O espírito da negação é sempre a mais bela desculpa moral da política e o contrassenso do regionalismo não foge à regra
* Paulo Delgado, sociólogo
Estado de Minas: 03/03/2013
De uma maneira ou
de outra sempre está na cabeça dos países gigantes por natureza –
Rússia, Canadá, China, EUA, Brasil, Austrália e Índia – a ilusão de que
suas decisões têm importância histórica, são produto de sua grandeza e
que obstáculos à sua frente são uma intromissão no curso natural do seu
destino. Com exceção dos EUA, os países baleias podem ser caracterizados
pelo fato de que nenhum conseguiu chegar à expressão áurea do seu
destino na idade contemporânea. O que mais perto chegou, a Rússia, foi
sempre segundo, e abusou de vias insustentáveis que se desmancharam sem
deixar saudade. Outros, como o Canadá e a Austrália, acanhados em suas
aspirações, sabem que seu tamanho e dinamismo populacionais não
preenchem a vastidão de suas fronteiras. Por outro lado, Índia e,
principalmente, China, são eternos impérios em modo de espera –
tranquilos e ansiosos –, com a certeza de que mais dia menos dia
voltarão a ter força proporcional à de séculos atrás, bastando para isso
que o mundo não exploda, nem eles implodam antes. Finalmente, entre
todos esses, o Brasil, essa civilização ambígua, de síntese e
contradição, ambição e parcimônia, permanece aquém do que significa. E
como é tedioso para todo mundo nossas análises econômicas carregadas de
mágoa sempre embrulhadas pela competição política.
O
interessante, hoje, a ser observado é que a reorganização produtiva,
provocada pelo tão criticado neoliberalismo, se por um lado produziu uma
financeirização da economia mundial que terminaria em crise, por outro
possibilitou uma multipolarização econômica que alcançou e alavancou, a
torto e a direito, países diversos, consequentes e dispostos a jogar
pelas regras do jogo. Um mundo não liberal, ou seja, um mundo fissurado
em estratégias geopolíticas, jamais teria permitido isso. Pois quando
muitos desses recém-chegados países populosos apareceram no tabuleiro
político, seu ganho de poder mundial produziu desdobramentos.
A
abertura para que esses novos países entrassem no sistema mundial foi
via comércio e investimento, enquanto parte dos países ricos se
concentrava em alavancar a arquitetura financeira. Para quem é de
esquerda e otimista, é o famoso “males que vêm para bem”. Já entre os de
direita e elitistas, atônitos diante da estagnação, é possível ouvir:
“Só podia dar em crise enfiar pobre dentro de banco”. Ou seja, a fixação
no adensamento financeiro e no abandono das atividades intensivas de
mão de obra nos países considerados centrais ajudou a espalhar cadeias
produtivas integradas em regiões até então secundárias para a produção
de mercadorias de interesse do comércio internacional. E ajudou a
expandir habilidades advindas de educação avançada e criatividade. Com
isso, o PIB mundial aumentou do lado esquecido – China, Rússia, Índia e
Brasil – sem se desintegrar do lado rico – EUA, Japão e Europa.
Foi
a sobra de dinheiro que produziu a inesperada onda tecnológica e
industrial, valorização espetacular das commodities e mobilidade social
em países de crescimento tardio. Seja pelo aumento do consumo que tanto
caracterizou o Brasil na década passada, seja pelo investimento em
produção para consumo mundial que faz o crescimento da China já por
trinta anos.
A verdade é que a crise acabou com essa onda positiva.

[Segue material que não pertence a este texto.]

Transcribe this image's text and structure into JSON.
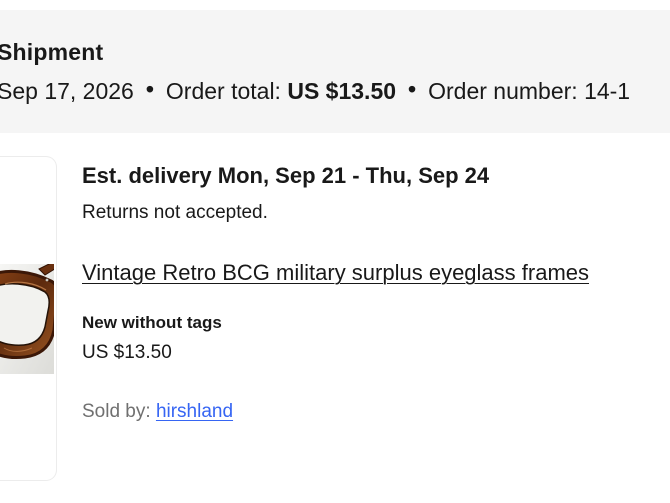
{
  "shipment": {
    "title": "Shipment",
    "order_date": "Sep 17, 2026",
    "separator": "•",
    "order_total_label": "Order total:",
    "order_total_value": "US $13.50",
    "order_number_label": "Order number:",
    "order_number_value": "14-1"
  },
  "item": {
    "delivery": "Est. delivery Mon, Sep 21 - Thu, Sep 24",
    "returns": "Returns not accepted.",
    "title": "Vintage Retro BCG military surplus eyeglass frames",
    "condition": "New without tags",
    "price": "US $13.50",
    "sold_by_label": "Sold by:",
    "seller": "hirshland"
  },
  "colors": {
    "header_background": "#f5f5f5",
    "link": "#3665f3",
    "muted_text": "#707070",
    "frame_tortoise": "#7a3b17"
  },
  "icons": {
    "bullet": "separator-dot"
  }
}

E, hoje, parte relevante dos agentes do mercado financeiro – a mesma
fonte de onde veio a ideia de Brics e outros acrônimos simpáticos ao
tédio acadêmico – aposta que haverá um recuo na globalização. São as
famosas profecias prontas. A pressão doméstica nos países ricos é para
que isso ocorra e os movimentos políticos – acordos regionais EUA-União
Europeia, por exemplo – são para determinar o afundamento da integração
multilateral, substituída pelo aprofundamento da integração regional. O
espírito da negação é sempre a mais bela desculpa moral da política e o
contrassenso do regionalismo não foge à regra: apenas uma etapa para
atrair novamente as outras economias para o centro de gravidade dos
países centrais.
O ideal para a América do Sul é o
multilateralismo com o Mercosul ativo na procura de acordos que expandam
a região em direção ao mundo de todos os oceanos. É preciso não ficar
atado à lógica que vê o regional como fronteira mesmo porque nem todos
nossos vizinhos pensam assim.
Ao Brasil, cabe ser uma voz
justa e equilibrada. Assim, ter candidato à sucessão na Organização
Mundial do Comércio (OMC) é tão relevante quanto não celebrar a ausência
de candidatos europeus ou norte-americanos na disputa. De todos os
países baleias, somos nós que mais devemos nos preparar para o caso de o
mundo refugar na sua marcha multilateral. Apostar no regionalismo
restrito é fazer um pacto contra o desenvolvimento em nome de um
nacionalismo mais ineficaz do que profundo. É ser capturado pelo
ardiloso discurso dos que fingem acreditar em um mundo fechado e sem
concorrência global.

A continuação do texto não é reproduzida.